How can you use change in your AEC firm to awaken your creativity and that of your people? Maybe it’s time to really think about that.
As I write this, my wife and I are currently in the process of moving from a beautiful, large, well-designed mid-century modernesque house in suburban Fayetteville into a more than 150-year-old Victorian on a busy street downtown.
On some levels, that may seem crazy. Our current place really doesn’t need anything. It’s the most comfortable and well-laid out, spacious, and light home I have ever owned. It doesn’t need anything, there’s a place for everything, and we love our neighbors. Why move into a place that is fairly crusty and needs considerable work to bring it up to our standards? Sure – economically, it is a great deal. It’s cheaper than our house and has a couple extra lots facing a side street that are really valuable (even though we have no intentions of selling them).

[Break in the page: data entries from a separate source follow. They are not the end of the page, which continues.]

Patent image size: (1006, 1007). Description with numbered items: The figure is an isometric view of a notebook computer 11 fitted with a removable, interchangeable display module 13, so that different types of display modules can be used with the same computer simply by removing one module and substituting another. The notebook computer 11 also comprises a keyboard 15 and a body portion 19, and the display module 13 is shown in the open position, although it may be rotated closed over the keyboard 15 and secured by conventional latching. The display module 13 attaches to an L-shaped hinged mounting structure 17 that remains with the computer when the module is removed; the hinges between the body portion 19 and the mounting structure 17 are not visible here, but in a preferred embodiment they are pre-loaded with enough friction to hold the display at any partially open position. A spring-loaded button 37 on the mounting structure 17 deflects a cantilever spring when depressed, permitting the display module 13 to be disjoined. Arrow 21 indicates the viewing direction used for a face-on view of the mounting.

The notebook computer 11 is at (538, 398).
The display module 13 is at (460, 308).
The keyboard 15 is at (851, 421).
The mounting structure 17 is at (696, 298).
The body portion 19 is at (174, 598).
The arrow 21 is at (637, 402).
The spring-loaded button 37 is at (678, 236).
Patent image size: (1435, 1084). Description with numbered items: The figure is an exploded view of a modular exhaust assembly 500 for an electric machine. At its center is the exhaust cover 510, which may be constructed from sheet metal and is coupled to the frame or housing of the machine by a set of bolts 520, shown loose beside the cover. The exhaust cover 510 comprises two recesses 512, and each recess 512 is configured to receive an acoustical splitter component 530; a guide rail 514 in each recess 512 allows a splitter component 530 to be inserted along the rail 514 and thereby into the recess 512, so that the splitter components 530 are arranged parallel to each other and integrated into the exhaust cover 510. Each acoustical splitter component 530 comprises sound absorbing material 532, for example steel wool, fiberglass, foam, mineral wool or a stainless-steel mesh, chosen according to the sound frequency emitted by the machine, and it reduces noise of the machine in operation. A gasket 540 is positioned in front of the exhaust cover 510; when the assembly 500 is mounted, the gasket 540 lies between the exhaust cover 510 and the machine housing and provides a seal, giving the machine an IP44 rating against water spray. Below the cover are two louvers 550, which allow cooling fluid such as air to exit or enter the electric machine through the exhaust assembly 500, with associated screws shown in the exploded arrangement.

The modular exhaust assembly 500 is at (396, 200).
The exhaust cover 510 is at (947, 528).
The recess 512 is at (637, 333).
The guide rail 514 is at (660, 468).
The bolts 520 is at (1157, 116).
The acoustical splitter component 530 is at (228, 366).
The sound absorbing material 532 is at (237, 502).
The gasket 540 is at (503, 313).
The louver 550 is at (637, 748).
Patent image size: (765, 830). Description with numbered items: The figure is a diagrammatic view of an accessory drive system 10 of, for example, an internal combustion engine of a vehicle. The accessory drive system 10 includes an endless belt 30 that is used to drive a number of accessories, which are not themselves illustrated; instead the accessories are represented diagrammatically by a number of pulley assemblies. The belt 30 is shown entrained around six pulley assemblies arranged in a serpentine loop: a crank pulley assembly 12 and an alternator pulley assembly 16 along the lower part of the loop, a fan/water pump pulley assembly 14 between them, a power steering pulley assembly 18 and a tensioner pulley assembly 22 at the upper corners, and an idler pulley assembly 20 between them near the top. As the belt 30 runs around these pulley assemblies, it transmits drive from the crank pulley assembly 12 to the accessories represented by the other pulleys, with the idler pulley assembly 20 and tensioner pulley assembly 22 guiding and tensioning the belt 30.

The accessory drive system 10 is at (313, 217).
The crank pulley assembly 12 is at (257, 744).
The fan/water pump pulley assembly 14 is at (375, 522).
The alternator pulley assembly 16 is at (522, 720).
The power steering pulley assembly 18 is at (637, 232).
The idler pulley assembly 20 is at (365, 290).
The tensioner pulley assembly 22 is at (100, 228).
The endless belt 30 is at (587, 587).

It will be beautiful with its 12-foot ceilings and we have a lot that will allow us to easily build a new super garage and office. It will be great once done, but what a lot of work and hassle to get there. It’s stressful for my wife. I’m tired and I don’t always like change.
But THAT is precisely WHY we needed to do this. Change – that is change for the SAKE of change – is good. It’s good for us to go through this even though we had no need to do it. This move has done something for me – besides helping me close my activity rings on my Apple Watch every day because of the work involved. Sure, it will be healthy to go through all of our stuff and thin that down some. But more than that, the change has energized me.
I have found myself thinking about what we will do with this new house and site every day. We have attacked the project. We planned all of our changes and have 10-15 people working daily so we can get it in halfway decent shape before moving in next week. We have already transformed the yard by clearing out dead trees and hundreds of feet worth of gigantic, overgrown shrubs that hid it from the street. We are creating a new master suite out of three bedrooms upstairs. We are planning our new detached garage/office/gym building with 1,000 feet of storage above.
Then there are those extra lots. I started thinking about what we could do with them. We COULD build something new there if we wanted to. Something compatible that looks like it has been there for a hundred years. Two stories of brick, huge unobstructed spaces with 12 foot ceilings and an elevator. A roof deck so we could watch the sunsets. Four or five car garage. You get the idea.
I think this whole thing has awakened my creativity. Even though we had an Inc. 5000 fastest-growing private company that used to do redevelopment, it’s truly been years since I had a real interest in this stuff. But I’m back! I can still do it (with a lot of help from my wife, of course, who has fabulous taste and is good with the budgeting). I’m not “done” when it comes to this stuff. Not even close to it.
Will this awakening translate to my teaching? I think so. I chair two local Vistage groups now. Will I be a better coach and advisor to my Vistage group members? I think so. Will I be a better mentor to my former students who own businesses because my brain is stirring? I sure hope so.
New scenery, new neighbors (I already met one who is an architect and my age who stopped by the new place), new routines, and new work to be done – all of this stuff keeps our brain cells alive.
So the question is, how can you use change – maybe change you don’t need to go through but could if you chose to – in your AEC firm to awaken your creativity and that of your people? Maybe it’s time to really think about that. Keep things fresh. Is it a new organization structure? New space? A complete rebranding? Some new people? New service offerings? What can you do to stir the pot and wake everyone up from their walking slumber? It could be time to make some changes, changes just for the sake of change. And then see what happens afterward!